(BBC) – BORUSSIA Dortmund forward Jadon Sancho and other Bundesliga players will face no further disciplinary action after they made anti-racism statements during matches last weekend.
England international Sancho unveiled a ‘Justice for George Floyd’ T-shirt after scoring against Paderborn.
Floyd, an unarmed black man, died while being restrained by a white Minneapolis police officer on May 25.
Protests have been held across the United States and globally.
Sancho’s Dortmund team-mate Achraf Hakimi also wore a ‘Justice for George Floyd’ T-shirt, while Schalke’s Weston McKennie wore a similar armband and Marcus Thuram of Borussia Monchengladbach kneeled in tribute to Floyd after scoring.
In a statement, the German Football Association (DFB) said no proceedings would take place against the four players “because of their solidarity and anti-racism statements”.
It added: “The panel also intends to maintain this line in the event of renewed anti-racism campaigns to mark the violent death of George Floyd on the coming match days.”
FIFA’S rules state that players must not display political statements but president Gianni Infantino said on Tuesday: “For the avoidance of doubt, in a FIFA competition the recent demonstrations of players in Bundesliga matches would deserve an applause and not a punishment.

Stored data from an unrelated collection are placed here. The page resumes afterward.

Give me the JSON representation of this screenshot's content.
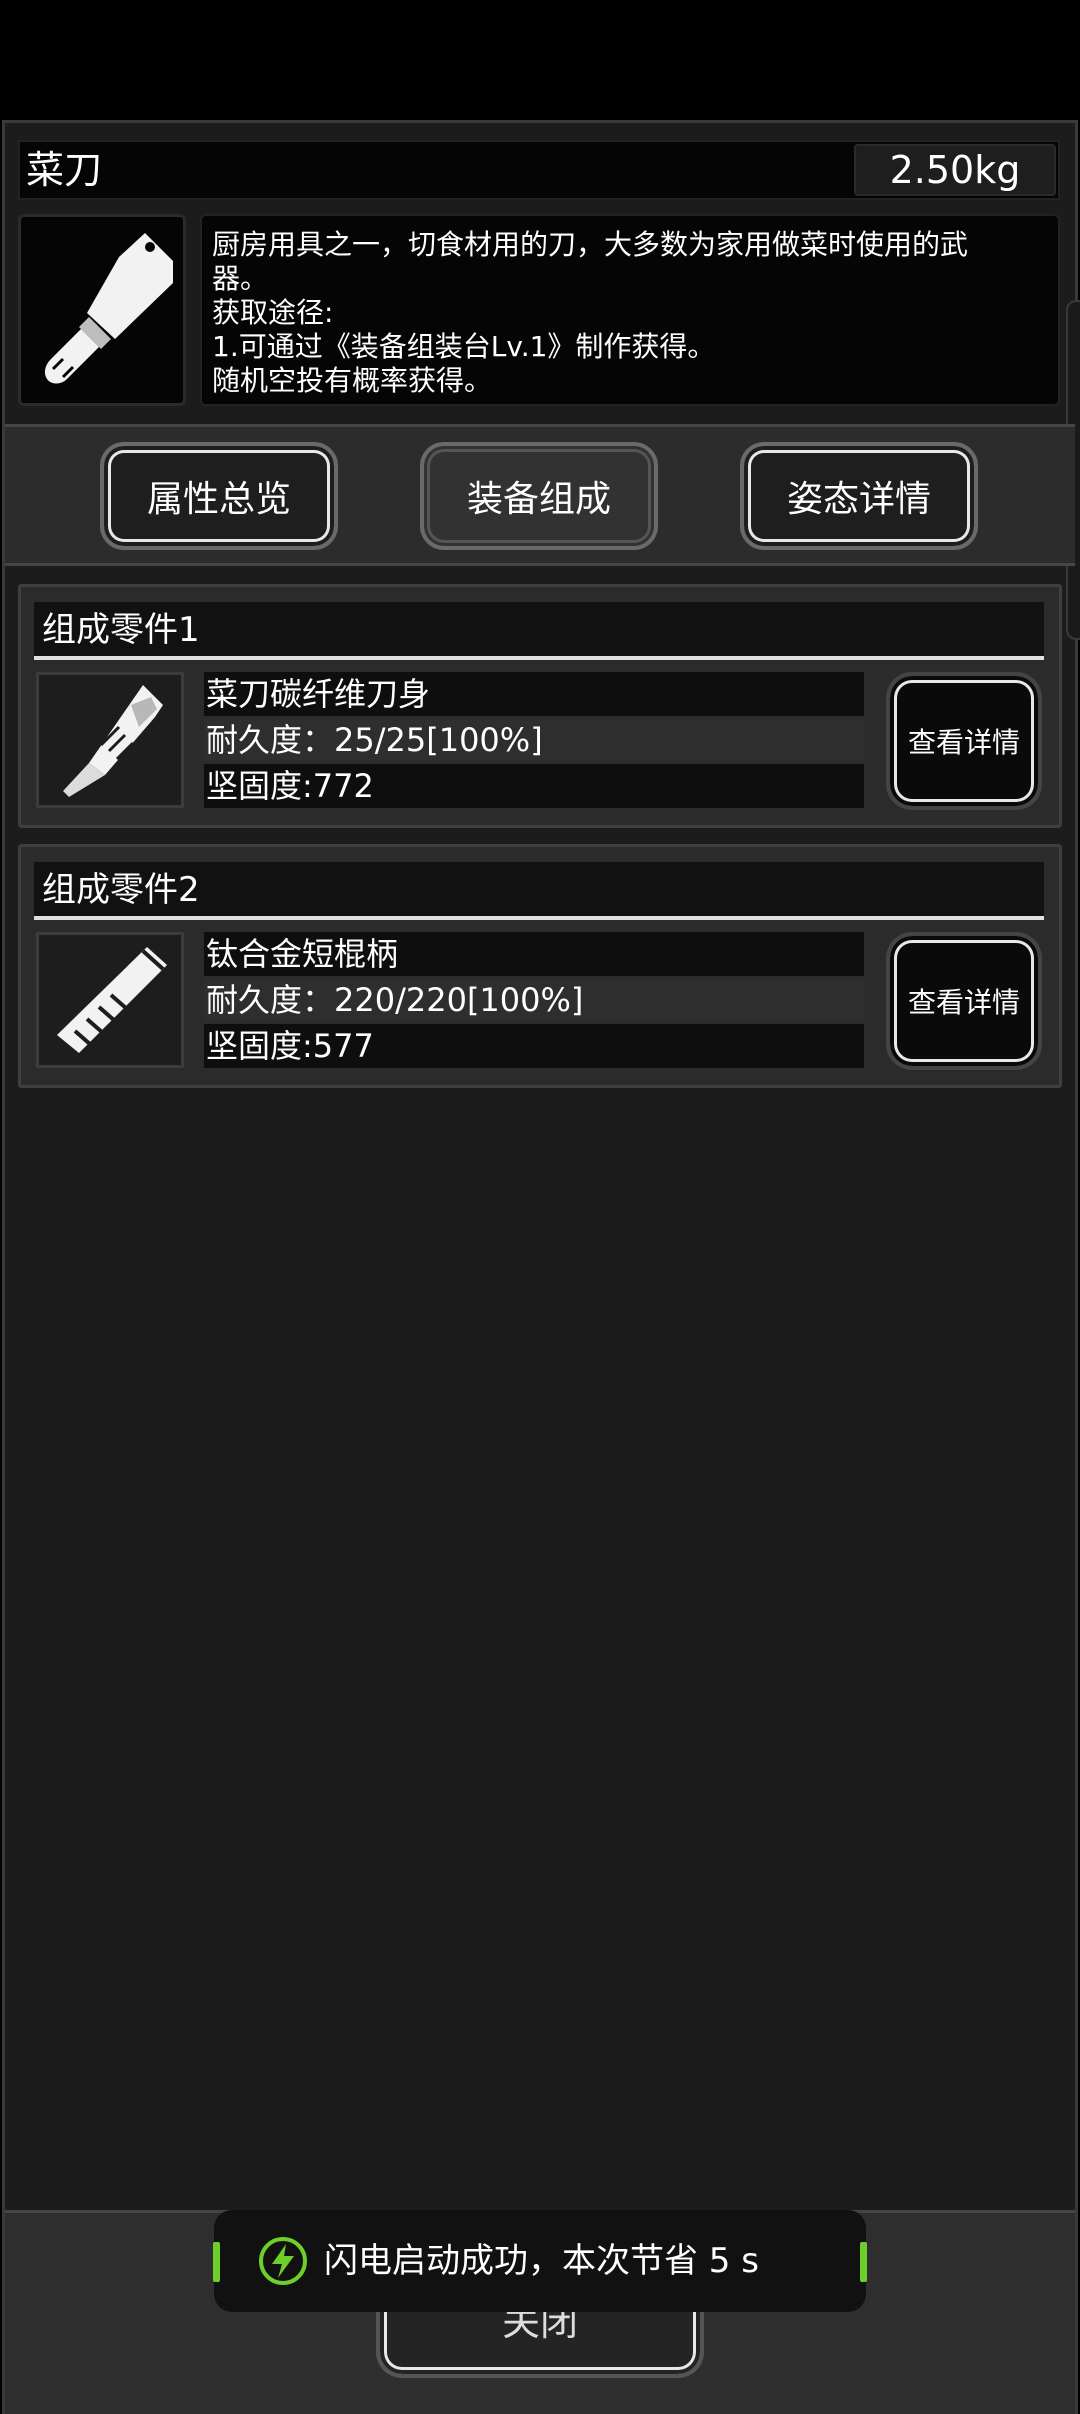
{
  "item": {
    "name": "菜刀",
    "weight": "2.50kg",
    "icon": "cleaver-icon",
    "description": [
      "厨房用具之一，切食材用的刀，大多数为家用做菜时使用的武",
      "器。",
      "获取途径:",
      "1.可通过《装备组装台Lv.1》制作获得。",
      "随机空投有概率获得。"
    ]
  },
  "tabs": [
    {
      "label": "属性总览"
    },
    {
      "label": "装备组成"
    },
    {
      "label": "姿态详情"
    }
  ],
  "parts": [
    {
      "header": "组成零件1",
      "name": "菜刀碳纤维刀身",
      "durability": "耐久度：25/25[100%]",
      "solidity": "坚固度:772",
      "icon": "blade-icon",
      "button": "查看详情"
    },
    {
      "header": "组成零件2",
      "name": "钛合金短棍柄",
      "durability": "耐久度：220/220[100%]",
      "solidity": "坚固度:577",
      "icon": "handle-icon",
      "button": "查看详情"
    }
  ],
  "footer": {
    "close_label": "关闭"
  },
  "toast": {
    "text": "闪电启动成功，本次节省 5 s",
    "icon": "lightning-icon",
    "accent": "#6fcf2a"
  }
}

“We all must say no to racism and any form of discrimination.”
DFB president Fritz Keller said: “I expressly welcome the far-sighted decision of the DFB control committee and am very happy about it. The DFB is firmly against all forms of racism, discrimination and violence and stands for tolerance, openness and diversity – values that are also in the DFB statutes.
“So the actions of the players have our respect and understanding.”
Dr Anton Nachreiner, chairman of the DFB control committee, added: “Of course, the DFB control committee always has the requirements of the FIFA football rules and the DFB regulations in mind.
“In the specific case, however, these are targeted anti-racism campaigns by the players, which are committed to values for which the DFB also stands and always stands for.”
The Football Association said it would take a “common sense approach” to any protests such as those seen in the Bundesliga when English football resumes later this month.